Genome Assembly Project: Leland Taylor '12

Useful Links

http://phagesdb.org/ - phage database. Assembled versions of the raw files we have are located here

http://www.cbcb.umd.edu/ - UMD bioinformatics center. Good open source programs. Also includes AMOS

AssemblyMethod: Brujin graphs
- "when reads are so long it is better use an overlap layout method in order to avoid a great number of false positives" http://seqanswers.com/forums/showthread.php?t=5092&highlight=Brujin

De novo or Reference based assembly?

Looking at the raw assembly files, it looks like our reads are ~500nt on average. We do have small ones ~50nt.

The database includes three file types: .fna .qual .sff

Kingsford, C., Schatz, M.C. & Pop, M. Assembly complexity of prokaryotic genomes using short reads. BMC Bioinformatics 11, 21 (2010).

Notes

Use De Brujin graphs to estimate "completeness" of genomes assembled via de novo assembly
- Find Eulerian path(s) in these graphs
- Note the assumptions made in the paper
- PROGRAM: Jellyfish - counts k-mers http://www.cbcb.umd.edu/software/jellyfish/
Lists compression techniques and the order to employ them
Can use this method to compute N50
- N50 = the length of the largest contig (m) such that at least 50% of genome covered by contigs of size >= m.
- A higher N50 score usually correlates to a more "correct" genome
Regardless of correctness of genome, for nearly all read sizes (1000nt > size > 25nt), 85%+ of genes accurately identified (85% is for 25nt reads).

Thoughts

Look for assembler that uses De Brujin graph?
- PROGRAM: EULER-SR - Short read de novo assembly. By Mark J. Chaisson and Pavel A. Pevzner from UCSD (published in Genome Research). Uses a de Bruijn graph approach. http://euler-assembler.ucsd.edu/portal/
This paper showed how to get an upper limit of correctness of genome. Compare several existing de novo assemblers using the methods here as comparison.
Is it possible to get the code used in this project?

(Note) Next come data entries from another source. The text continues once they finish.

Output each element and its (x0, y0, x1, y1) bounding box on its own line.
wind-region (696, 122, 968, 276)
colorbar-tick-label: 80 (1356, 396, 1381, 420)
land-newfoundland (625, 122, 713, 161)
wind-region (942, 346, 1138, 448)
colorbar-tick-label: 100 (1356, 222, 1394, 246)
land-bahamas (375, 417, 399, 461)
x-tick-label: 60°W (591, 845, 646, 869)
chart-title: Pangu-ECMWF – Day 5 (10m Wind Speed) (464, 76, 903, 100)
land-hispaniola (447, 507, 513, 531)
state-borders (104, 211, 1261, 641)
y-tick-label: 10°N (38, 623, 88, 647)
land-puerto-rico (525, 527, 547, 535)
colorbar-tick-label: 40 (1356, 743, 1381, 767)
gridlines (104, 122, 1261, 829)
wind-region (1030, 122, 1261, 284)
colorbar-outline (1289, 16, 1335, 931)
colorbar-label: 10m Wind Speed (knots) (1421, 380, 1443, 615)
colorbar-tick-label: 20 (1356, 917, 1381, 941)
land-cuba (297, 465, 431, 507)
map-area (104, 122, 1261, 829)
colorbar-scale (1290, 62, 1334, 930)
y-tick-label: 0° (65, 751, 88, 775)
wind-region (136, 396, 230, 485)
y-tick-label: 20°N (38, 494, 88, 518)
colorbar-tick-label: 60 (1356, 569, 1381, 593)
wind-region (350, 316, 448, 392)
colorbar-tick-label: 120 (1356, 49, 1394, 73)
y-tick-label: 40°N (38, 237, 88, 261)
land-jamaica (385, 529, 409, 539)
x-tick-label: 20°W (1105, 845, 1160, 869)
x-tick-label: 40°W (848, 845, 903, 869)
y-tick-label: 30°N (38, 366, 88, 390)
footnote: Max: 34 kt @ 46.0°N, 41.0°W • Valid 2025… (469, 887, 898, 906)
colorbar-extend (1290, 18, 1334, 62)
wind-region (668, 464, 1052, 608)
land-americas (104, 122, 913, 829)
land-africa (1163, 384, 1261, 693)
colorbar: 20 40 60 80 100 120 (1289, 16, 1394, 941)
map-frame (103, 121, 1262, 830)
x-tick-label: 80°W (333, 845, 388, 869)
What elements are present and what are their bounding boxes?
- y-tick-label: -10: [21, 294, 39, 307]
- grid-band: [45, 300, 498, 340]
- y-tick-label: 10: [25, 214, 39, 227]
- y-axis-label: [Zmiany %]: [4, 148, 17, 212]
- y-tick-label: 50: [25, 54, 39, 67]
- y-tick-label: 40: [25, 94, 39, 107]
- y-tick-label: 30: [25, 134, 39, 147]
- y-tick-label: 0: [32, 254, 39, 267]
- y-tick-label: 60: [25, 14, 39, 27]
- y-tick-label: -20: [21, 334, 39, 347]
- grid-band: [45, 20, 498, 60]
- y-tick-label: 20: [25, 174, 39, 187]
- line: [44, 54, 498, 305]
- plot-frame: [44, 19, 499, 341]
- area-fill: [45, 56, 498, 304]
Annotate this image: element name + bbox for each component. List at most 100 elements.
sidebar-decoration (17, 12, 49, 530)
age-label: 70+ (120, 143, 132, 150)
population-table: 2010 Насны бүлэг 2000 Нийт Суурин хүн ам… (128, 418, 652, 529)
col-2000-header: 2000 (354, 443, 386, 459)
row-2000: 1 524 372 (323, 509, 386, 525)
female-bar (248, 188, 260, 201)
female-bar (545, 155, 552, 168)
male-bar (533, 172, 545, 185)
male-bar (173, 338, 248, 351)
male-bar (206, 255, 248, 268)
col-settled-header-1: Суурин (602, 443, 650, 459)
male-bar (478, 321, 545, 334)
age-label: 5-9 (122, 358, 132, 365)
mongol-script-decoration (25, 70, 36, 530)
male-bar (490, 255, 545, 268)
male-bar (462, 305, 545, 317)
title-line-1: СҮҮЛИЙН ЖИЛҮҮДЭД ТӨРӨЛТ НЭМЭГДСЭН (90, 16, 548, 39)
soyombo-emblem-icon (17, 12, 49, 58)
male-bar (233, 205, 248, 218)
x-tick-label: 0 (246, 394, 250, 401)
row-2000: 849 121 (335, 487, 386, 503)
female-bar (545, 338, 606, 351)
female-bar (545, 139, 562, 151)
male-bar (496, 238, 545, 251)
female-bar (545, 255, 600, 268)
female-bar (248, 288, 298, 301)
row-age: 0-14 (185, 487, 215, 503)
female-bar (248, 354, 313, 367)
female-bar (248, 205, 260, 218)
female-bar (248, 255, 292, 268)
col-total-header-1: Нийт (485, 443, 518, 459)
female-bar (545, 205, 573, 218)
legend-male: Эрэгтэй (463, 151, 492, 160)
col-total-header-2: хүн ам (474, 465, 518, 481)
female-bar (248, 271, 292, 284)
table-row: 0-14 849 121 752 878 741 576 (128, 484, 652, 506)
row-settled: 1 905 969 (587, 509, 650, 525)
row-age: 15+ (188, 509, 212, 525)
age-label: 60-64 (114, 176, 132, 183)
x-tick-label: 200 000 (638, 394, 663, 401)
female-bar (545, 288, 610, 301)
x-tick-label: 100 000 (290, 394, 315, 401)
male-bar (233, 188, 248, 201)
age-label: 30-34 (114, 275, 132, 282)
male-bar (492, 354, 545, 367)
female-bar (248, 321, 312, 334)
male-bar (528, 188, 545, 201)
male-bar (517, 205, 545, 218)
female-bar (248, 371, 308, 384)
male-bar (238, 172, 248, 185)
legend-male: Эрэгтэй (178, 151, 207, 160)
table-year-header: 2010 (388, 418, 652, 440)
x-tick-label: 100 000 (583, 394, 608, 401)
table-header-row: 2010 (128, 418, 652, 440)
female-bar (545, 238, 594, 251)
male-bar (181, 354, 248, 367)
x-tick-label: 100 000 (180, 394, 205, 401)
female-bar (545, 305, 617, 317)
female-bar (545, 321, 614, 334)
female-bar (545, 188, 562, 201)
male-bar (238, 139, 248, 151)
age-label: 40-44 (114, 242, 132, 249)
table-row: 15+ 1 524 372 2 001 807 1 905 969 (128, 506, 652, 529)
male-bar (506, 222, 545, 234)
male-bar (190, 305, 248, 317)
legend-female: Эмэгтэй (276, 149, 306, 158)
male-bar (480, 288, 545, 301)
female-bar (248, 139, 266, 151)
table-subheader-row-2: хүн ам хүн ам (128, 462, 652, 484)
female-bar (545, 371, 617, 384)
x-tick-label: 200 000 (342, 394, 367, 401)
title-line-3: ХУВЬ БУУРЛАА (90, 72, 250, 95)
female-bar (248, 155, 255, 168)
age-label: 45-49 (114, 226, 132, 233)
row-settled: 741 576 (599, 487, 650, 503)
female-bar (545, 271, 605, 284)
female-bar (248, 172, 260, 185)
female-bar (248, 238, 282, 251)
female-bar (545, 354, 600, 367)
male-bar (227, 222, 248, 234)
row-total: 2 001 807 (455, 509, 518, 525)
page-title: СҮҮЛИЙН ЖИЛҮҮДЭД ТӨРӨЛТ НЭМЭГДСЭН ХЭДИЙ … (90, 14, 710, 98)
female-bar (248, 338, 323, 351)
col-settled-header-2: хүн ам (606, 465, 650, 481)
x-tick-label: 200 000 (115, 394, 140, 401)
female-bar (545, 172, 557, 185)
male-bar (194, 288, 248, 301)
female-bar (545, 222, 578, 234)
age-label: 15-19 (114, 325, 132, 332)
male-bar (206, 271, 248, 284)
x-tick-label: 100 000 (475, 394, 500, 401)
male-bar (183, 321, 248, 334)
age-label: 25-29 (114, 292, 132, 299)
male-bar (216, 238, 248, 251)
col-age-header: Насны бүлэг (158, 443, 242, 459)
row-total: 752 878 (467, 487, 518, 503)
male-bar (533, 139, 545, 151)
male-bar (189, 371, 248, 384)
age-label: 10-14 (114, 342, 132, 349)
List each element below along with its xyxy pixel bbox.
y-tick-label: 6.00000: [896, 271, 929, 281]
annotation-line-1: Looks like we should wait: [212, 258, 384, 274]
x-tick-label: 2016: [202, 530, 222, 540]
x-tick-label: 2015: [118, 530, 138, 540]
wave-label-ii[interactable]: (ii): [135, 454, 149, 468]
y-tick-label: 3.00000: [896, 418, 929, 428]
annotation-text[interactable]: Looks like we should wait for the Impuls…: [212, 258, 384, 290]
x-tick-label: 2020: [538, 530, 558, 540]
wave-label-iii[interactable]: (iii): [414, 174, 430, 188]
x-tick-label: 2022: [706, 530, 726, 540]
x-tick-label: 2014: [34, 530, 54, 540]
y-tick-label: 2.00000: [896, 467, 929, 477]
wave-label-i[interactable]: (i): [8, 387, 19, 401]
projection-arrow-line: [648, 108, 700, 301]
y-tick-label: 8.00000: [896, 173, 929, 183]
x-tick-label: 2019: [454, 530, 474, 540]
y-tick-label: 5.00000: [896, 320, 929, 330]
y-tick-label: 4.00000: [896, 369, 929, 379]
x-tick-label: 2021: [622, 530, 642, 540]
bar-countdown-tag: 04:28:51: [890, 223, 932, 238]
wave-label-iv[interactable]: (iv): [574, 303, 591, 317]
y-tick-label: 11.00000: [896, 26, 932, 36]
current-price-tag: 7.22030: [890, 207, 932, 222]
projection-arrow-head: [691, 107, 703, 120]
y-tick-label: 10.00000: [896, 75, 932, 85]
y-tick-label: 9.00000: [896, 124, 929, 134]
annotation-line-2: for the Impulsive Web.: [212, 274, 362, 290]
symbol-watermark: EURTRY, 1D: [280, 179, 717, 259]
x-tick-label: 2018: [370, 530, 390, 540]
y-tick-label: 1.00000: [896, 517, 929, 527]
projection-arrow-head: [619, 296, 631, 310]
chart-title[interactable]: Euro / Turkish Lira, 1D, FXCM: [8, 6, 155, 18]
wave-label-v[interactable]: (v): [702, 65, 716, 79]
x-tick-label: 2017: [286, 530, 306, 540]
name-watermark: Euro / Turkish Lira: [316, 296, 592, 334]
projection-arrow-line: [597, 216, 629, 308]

Pop, M. Genome assembly reborn: recent computational challenges. Briefings in Bioinformatics 10, 354-366 (2009).

Notes

Thoughts

1st – 2nd Week
- Learn how to manipulate and handle raw read files.
- Familiarize myself with key sources listed above.
- Write module to calculate fold coverage using genome size estimate and total size of all reads.
- Write a prioritized list of features and goals for my program.
3rd – 6th week
- Develop my program in modules according to the prioritized features.
- Compare my program’s genome to previously assembled genomes from this raw data.
- Quantify the accuracy of my genome by testing for the size of a predicted gap or feature in the genome to size of that actual segment of DNA in the blueberry genome.
- Edit the program based on any issues encountered with the full data set.
7th – 10th week (Ending: July 29, 2011)
- Finish wet-lab accuracy tests
- Fine–tune the program based on any issues encountered with the full data set.
- Attempt to assemble the “Meatball” phage genome.